Le 24 octobre 2010, vous aviez-vu Georges Frêche quelques heures avant son décès. Quel souvenir gardez-vous de cette journée ?
« Le souvenir d'une journée très paradoxale. Georges Frêche revenait de Chine après un grand déplacement et j'avais pris le petit-déjeuner avec lui comme nous le faisions souvent. Nous discutions des affaires, de la politique, du dernier bouquin... Je l'avais trouvé particulièrement en forme, ce jour-là. On avait arrêté un programme de travail d'enfer et nous nous sommes quittés tout à fait contents, tous les deux. Quand en fin d'après-midi, son chauffeur m'a appelé pour me dire qu'il était au plus mal, je suis tombé de ma chaise. C'est un jour que je ne suis pas prêt d'oublier, ça, c'est certain. Même si ça fait partie des choses de la vie.

Voir la bande d'annonce du film Le Président, consacré à Georges Frêche et son équipe par Yves Jeuland :

Quel regard portez-vous sur la situation en Languedoc-Roussillon et à Montpellier, un an après son décès ?
Aujourd'hui, c'est le chaos. Malheureusement, l'un des plus grands défauts de Georges Frêche, c'est ne pas avoir travaillé à l'héritage qu'il laissait.
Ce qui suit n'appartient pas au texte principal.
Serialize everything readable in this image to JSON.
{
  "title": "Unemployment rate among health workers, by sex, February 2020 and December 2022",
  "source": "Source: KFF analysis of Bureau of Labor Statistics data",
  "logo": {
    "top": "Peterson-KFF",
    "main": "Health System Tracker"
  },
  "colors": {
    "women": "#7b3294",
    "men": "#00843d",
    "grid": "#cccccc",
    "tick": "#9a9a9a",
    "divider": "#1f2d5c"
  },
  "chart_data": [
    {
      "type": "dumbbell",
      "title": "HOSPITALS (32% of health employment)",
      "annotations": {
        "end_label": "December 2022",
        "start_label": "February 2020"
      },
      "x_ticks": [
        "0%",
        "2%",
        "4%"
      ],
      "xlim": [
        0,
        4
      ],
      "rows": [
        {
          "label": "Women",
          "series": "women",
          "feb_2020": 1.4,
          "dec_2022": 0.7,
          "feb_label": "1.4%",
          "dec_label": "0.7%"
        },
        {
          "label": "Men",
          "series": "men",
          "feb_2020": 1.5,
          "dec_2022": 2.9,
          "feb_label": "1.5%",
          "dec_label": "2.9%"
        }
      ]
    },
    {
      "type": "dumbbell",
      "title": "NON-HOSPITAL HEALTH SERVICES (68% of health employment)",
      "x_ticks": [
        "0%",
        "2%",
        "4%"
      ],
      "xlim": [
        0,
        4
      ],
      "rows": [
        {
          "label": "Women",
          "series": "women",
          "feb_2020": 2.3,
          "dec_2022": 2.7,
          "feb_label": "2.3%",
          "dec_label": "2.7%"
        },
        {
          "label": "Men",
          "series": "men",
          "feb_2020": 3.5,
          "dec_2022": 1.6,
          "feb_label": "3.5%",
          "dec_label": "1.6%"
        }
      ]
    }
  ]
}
Donc, du coup, on a une situation qui est chaotique, on peut le dire, sans fâcher personne : on vit une situation compliquée qui est celle de l'après-Frêche, parce qu'il n'y a pas de régulateur, pas de leader politique. C'est normal, en même temps : il faut une transition, nécessairement, avant qu'on retrouve un nouveau souffle, sans doute une nouvelle génération politique qui soit capable à nouveau de canaliser et d'enthousiasmer Montpellier. Mais, bon, aujourd'hui, c'est quand même le vide et dans ce vide, on assiste à des guerres picrocholines à gauche qui sont inquiétantes pour la suite...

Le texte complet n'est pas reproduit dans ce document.